When he became short of breath during the brief ceremony, a nurse quickly stepped forward and turned up the oxygen attached to the back of his wheelchair.

"This kinda keeps me tied down," he joked.

Eric Howell of Brownwood, new scout executive for the Comanche Trail Council, presented Pellizzari with the James E. West Fellowship Award, named for the first chief scout executive of the Boy Scouts of America -- an award which was especially meaningful to Pellizzari.

With much difficulty, the veteran scoutmaster explained later that during a memorable trip to the very first Boy Scout Jamboree -- held in 1937 in Washington, D.C. -- he got to meet West and President Franklin Roosevelt on successive days.

He said he and some other scouts from the Chisholm Trail Council were walking down a dirt road when a large, open touring car stopped to let them pass.

"Mr.

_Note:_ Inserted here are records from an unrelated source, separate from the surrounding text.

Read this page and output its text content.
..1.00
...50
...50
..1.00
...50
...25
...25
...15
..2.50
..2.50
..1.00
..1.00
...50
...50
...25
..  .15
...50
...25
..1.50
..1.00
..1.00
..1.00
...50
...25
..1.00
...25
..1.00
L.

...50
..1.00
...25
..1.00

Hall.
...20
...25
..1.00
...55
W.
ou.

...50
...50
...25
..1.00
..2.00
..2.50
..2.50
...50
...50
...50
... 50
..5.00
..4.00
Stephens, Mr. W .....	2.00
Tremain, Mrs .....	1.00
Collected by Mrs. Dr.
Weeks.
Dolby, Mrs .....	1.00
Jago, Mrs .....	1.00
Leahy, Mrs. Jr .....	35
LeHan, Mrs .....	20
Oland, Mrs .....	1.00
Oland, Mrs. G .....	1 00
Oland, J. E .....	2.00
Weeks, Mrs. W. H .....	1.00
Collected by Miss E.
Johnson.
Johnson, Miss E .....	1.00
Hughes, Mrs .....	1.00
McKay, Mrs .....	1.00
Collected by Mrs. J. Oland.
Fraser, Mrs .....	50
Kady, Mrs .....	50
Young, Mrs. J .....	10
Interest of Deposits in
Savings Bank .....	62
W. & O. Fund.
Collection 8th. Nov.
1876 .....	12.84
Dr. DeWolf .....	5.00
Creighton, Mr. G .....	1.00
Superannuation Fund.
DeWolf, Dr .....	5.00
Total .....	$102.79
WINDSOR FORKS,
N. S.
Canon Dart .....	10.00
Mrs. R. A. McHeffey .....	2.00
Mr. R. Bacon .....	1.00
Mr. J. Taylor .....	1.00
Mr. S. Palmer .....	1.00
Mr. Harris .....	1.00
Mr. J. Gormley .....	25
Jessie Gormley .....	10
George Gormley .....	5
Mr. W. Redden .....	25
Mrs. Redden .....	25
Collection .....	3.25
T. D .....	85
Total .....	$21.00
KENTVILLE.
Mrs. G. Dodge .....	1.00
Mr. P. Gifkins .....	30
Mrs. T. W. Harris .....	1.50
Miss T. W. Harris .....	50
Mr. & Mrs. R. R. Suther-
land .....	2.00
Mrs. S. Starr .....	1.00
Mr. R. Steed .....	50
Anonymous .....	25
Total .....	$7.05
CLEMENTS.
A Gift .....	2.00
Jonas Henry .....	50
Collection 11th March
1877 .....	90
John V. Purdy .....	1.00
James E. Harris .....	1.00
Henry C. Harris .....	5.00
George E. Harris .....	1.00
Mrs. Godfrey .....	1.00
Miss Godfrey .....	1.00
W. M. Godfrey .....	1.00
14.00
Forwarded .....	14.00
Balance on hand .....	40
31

West was in the car and he called us over and asked where we were from," Pellizzari said. It was the highlight of his young life until the following day when he and several other Scouts were standing in a long line hoping to tour the White House.

"Suddenly some T-men, the U.S. Treasury agents who guarded the president before the Secret Service, pulled several of us from the line and told us to come with them," he said. "To our surprise they took us into the Oval Office and there sat the president with his cigarette and holder in the corner of his mouth and a wide grin.

"He asked each of us where we were from and when I said Breckenridge, Texas, he commented that his vice president (John Nance Garner) was from Uvalde," Pellizzari recalled.

Sobbing again, Pellizzari said any recognition should not go to him but to the assistant scoutmasters who helped him throughout his 60 years of leadership.

Pellizzari became an Eagle Scout in 1937 and since then has inspired 77 other young men to become Eagle Scouts.

Two strokes, surgery on one hand and one leg, and lung cancer forced Pellizzari to close his downtown Breckenridge shoe shop, founded by his father in 1918, last September. But his love for Breckenridge has not waned; he continued to help his wife, Jeanette, deliver meals for Meals on Wheels until his latest hospitalization.